The public health official searches for a screen name because that’s the only way many HIV-infected people can identify sex partners. Very often, the postings seek partners who agree not to use condoms.
“Behavior is back to where it was in 1980,” Beasley said.
Thirty years after the nation’s first reported cases of AIDS, Tennessee is seeing a surge of infections among its young people. Medical successes mean the fear factor isn’t what it used to be. But people having unprotected sex are spreading mutations of the HIV virus that resist life-prolonging drugs.
Men who have sex with men still make up the majority of new infections nationwide, 53 percent. Among them, black men between 13 and 29 had more new infections than any other group. With Hispanics, the most infections also occurred in this youngest age group. But among white men, the most new infections were found in those between 30 and 39.
The CDC has designated HIV a crisis in African-American communities. While blacks account for 14 percent of the population in the United States, they make up almost half of Americans living with the virus.
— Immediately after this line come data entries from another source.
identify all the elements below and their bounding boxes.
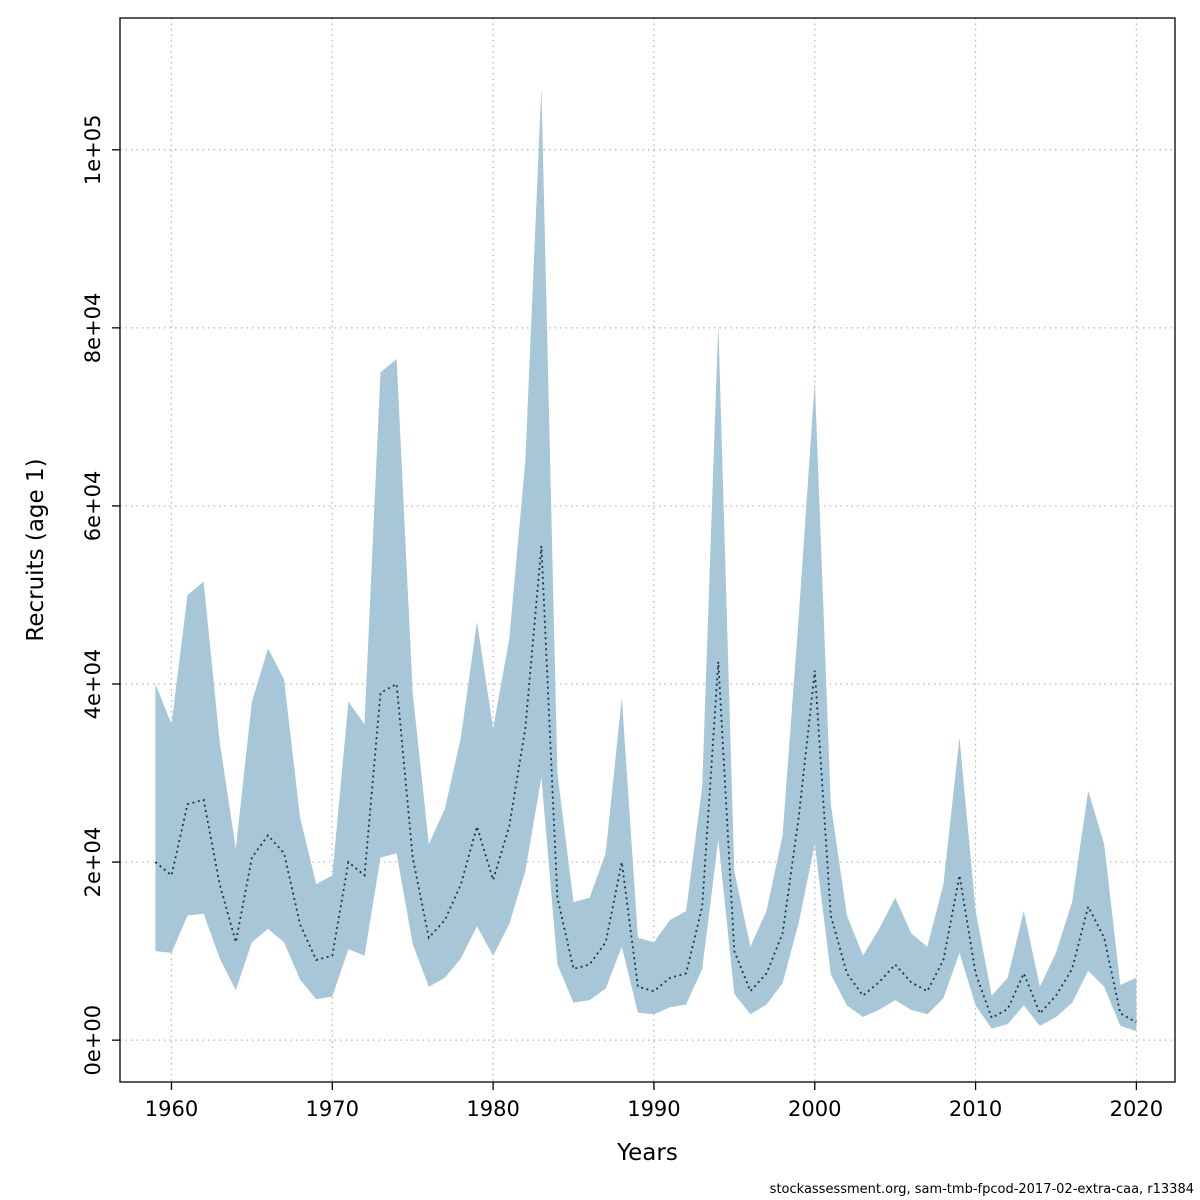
x-tick-label: 1990 — [627, 1097, 680, 1121]
x-axis-title: Years — [617, 1140, 678, 1166]
y-tick-label: 2e+04 — [81, 827, 105, 898]
footer-watermark: stockassessment.org, sam-tmb-fpcod-2017-… — [769, 1182, 1194, 1197]
x-tick-label: 2020 — [1110, 1097, 1163, 1121]
y-tick-label: 0e+00 — [81, 1005, 105, 1076]
y-tick-label: 4e+04 — [81, 649, 105, 720]
x-tick-label: 1970 — [306, 1097, 359, 1121]
y-tick-label: 8e+04 — [81, 293, 105, 364]
x-tick-label: 1980 — [466, 1097, 519, 1121]
plot-border — [119, 17, 1176, 1083]
confidence-band — [155, 87, 1137, 1032]
y-tick-label: 6e+04 — [81, 471, 105, 542]
x-tick-label: 2000 — [788, 1097, 841, 1121]
axis-ticks — [112, 149, 1138, 1090]
x-tick-label: 1960 — [145, 1097, 198, 1121]
tick-labels: 1960 1970 1980 1990 2000 2010 2020 0e+00 2e+04 4e… — [81, 114, 1163, 1121]
y-tick-label: 1e+05 — [81, 114, 105, 185]
x-tick-label: 2010 — [949, 1097, 1002, 1121]
y-axis-title: Recruits (age 1) — [23, 458, 49, 642]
In Tennessee, 645 black people were diagnosed with HIV in 2009, more than double the 300 white people newly diagnosed.
Black men on the “down low,” who keep secret about having sex with other men, and the higher incarceration rate for black men are factors for the spread of the disease among African-American women, said Alcendor and Sanders.
“There are certain things that happen in prison that men won’t talk about,” Alcendor said.
The HIV incidence rate for black women was nearly 15 times as high as that for white women and nearly four times as high as Hispanic women’s, according to a CDC report.